Aside from the feeding fun, the organization also prepared a short lecture about giraffe including facts about them. They also have a nature trail which is already included in the KES 1000 that we paid for the entrance fee.
Our next stop is visiting the Elephant Orphanage, but got saddened upon realizing that it is already closed according to the security. They are only open from 11:00-12:00 hours and we reached there at exactly 12:00. It’s really right that we should not assume and check timings. Surprises do happen!
Instead of dwelling on our disappointment, we decided to move back to the city and head to Kenyatta International Convention Center (KICC), the third highest building in the city of Nairobi.

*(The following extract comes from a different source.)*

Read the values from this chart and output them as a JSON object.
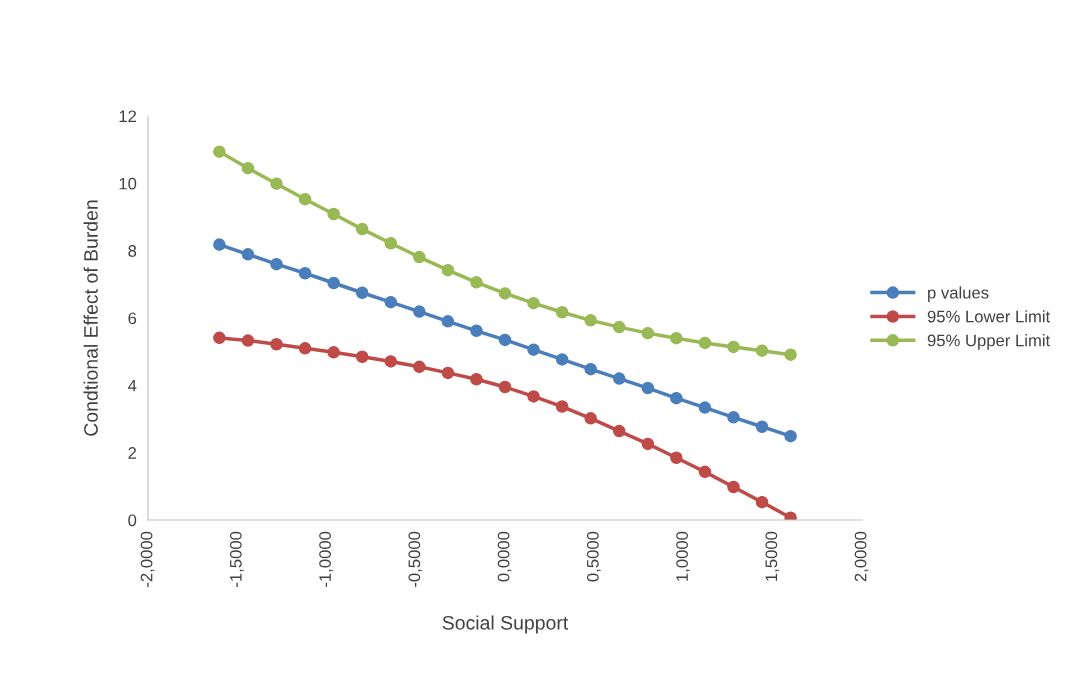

Before entering, you will be checked by the security and they will ask you to leave your passport. At the reception, we purchased our tickets for KES 400 and head to the 27th floor. Then we took the staircase to the rooftop.
The blue skyline dotted with white clouds is as lovely as home. The air is fresh and the temperature is mild. The city view is excellent. It is not the usual city view that everyone has in mind, but I guess this is the reason why Nairobi is called The Green City in the Sun. The green trees and the line of purple flowers called jacaranda is a pure wonder.
On our way out, this view has caught my eyes and could not afford to leave without taking a photo. I am fascinated with flags! I always feel that as it waves itself in mid-air and sways with the direction of the wind, there’s always that pride that makes a nation stand and that thought stirs within me every time I see a flag.
Our next destination is only found while we are at the top of KICC. So when we go out, we walked in the direction that we mentally sketch and found Uhuru City Park. We spend much of our time in here sitting on the ground, watching and observing people. It is pretty relaxing while crunching the peanut that we bought from a lady who is selling on the sidewalk. As a peanut lover, that was by far the most delicious peanut that I’ve ever tasted. In terms of food in Kenya, peanut and sweet potato are their best!
We ended our day by accepting the challenge of dining at the famous Carnivore, a restaurant that offers a nonstop meaty experience. It is referred to as “The Ultimate Beast of a Feast”. Find out more about our experience here.
On our third and last day in Nairobi, we were suppose to visit the Masai market, but due to the distance that they are located that day, we never tried to gamble as we might miss our flight. The Masai Market is changing their location every day and the traffic in Nairobi cannot be trusted. Instead, we decided to check out from our hotel and head directly to the airport.